Since 2021, front line employees across the Bank’s branches have participated in a series of educational training on Finger Spelling, Sign Language Vocabulary, Basic Communication and Banking Communication.
To date, just under 50 employees have been certified and the Bank remains committed to rolling out continued training for more employees in the near future.
Gayle Pazos – Senior VP and Managing Director, Scotiabank said the frontline staff at the majority of its branches have been certified.
She said: “We’re proud that 95 per cent of branches have certified employees who aim to provide a more positive, hands on and inclusive experience for the deaf and hard of hearing community.”
The move has been applauded by customers who use sign language to communicate.
A deaf customer of the San Fernando branch said: “Now that Scotiabank has sign language as a tool, everyone gets an opportunity to communicate privately without the need for an interpreter. I am happy that my community can now access banking services easier.”

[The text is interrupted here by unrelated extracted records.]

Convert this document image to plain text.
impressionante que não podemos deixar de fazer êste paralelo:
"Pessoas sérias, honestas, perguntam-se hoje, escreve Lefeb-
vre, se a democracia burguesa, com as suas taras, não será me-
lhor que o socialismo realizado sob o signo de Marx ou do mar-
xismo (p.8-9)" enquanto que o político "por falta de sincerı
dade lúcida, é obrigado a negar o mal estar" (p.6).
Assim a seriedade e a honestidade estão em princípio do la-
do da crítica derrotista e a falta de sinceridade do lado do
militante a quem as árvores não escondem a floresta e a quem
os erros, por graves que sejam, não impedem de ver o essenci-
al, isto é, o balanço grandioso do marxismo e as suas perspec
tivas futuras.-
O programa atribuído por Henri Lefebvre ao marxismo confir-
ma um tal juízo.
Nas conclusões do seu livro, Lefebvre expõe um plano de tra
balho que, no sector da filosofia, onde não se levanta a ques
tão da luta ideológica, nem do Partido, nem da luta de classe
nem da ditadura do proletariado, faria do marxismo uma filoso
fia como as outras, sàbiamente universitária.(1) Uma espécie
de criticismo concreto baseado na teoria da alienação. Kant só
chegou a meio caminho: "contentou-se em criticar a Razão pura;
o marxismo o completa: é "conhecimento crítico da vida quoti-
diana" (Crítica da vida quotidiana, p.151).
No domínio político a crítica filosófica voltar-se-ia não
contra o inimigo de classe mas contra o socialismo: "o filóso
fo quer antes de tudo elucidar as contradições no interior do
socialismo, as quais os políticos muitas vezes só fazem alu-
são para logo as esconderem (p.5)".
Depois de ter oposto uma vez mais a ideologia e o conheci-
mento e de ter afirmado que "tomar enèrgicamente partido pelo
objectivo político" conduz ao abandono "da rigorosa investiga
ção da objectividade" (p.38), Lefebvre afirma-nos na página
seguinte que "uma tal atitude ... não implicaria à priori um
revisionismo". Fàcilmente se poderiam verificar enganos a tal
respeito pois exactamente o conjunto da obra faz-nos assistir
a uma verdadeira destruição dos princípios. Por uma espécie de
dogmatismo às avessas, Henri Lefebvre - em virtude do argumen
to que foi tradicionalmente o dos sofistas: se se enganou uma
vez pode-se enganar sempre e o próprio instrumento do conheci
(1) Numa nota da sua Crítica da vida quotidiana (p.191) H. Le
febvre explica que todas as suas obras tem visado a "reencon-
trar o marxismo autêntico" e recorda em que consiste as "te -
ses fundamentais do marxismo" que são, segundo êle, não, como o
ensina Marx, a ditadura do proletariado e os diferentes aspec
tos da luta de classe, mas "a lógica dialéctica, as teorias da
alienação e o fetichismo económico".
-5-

The feedback from employees has been equally positive.
Akilla Morton of the Lowlands Branch said she now holds a greater appreciation and basic understanding having completed the training. She said she’s able to communicate with members of the deaf and hard of hearing community who visit the branch.
“I have already used what I learnt to communicate with deaf and hard of hearing customers in a simpler and more effective way,” she said.
Shebeka Diaz from the Arima branch stated: “This training has helped me provide excellent customer service. I enjoy seeing the smile on my customers’ faces as I can communicate with them in their preferred way of understanding. I am proud to be a part of a Bank that has adopted such an inclusive initiative, showing care for all members of society.”
The initiative is a welcome one, with World Sign Language Day observed on September 23. The day serves as a reminder of the unique experiences that deaf and hard of hearing persons live daily, including that they do not always enjoy equal or convenient access to banking services and often need to communicate through a third party.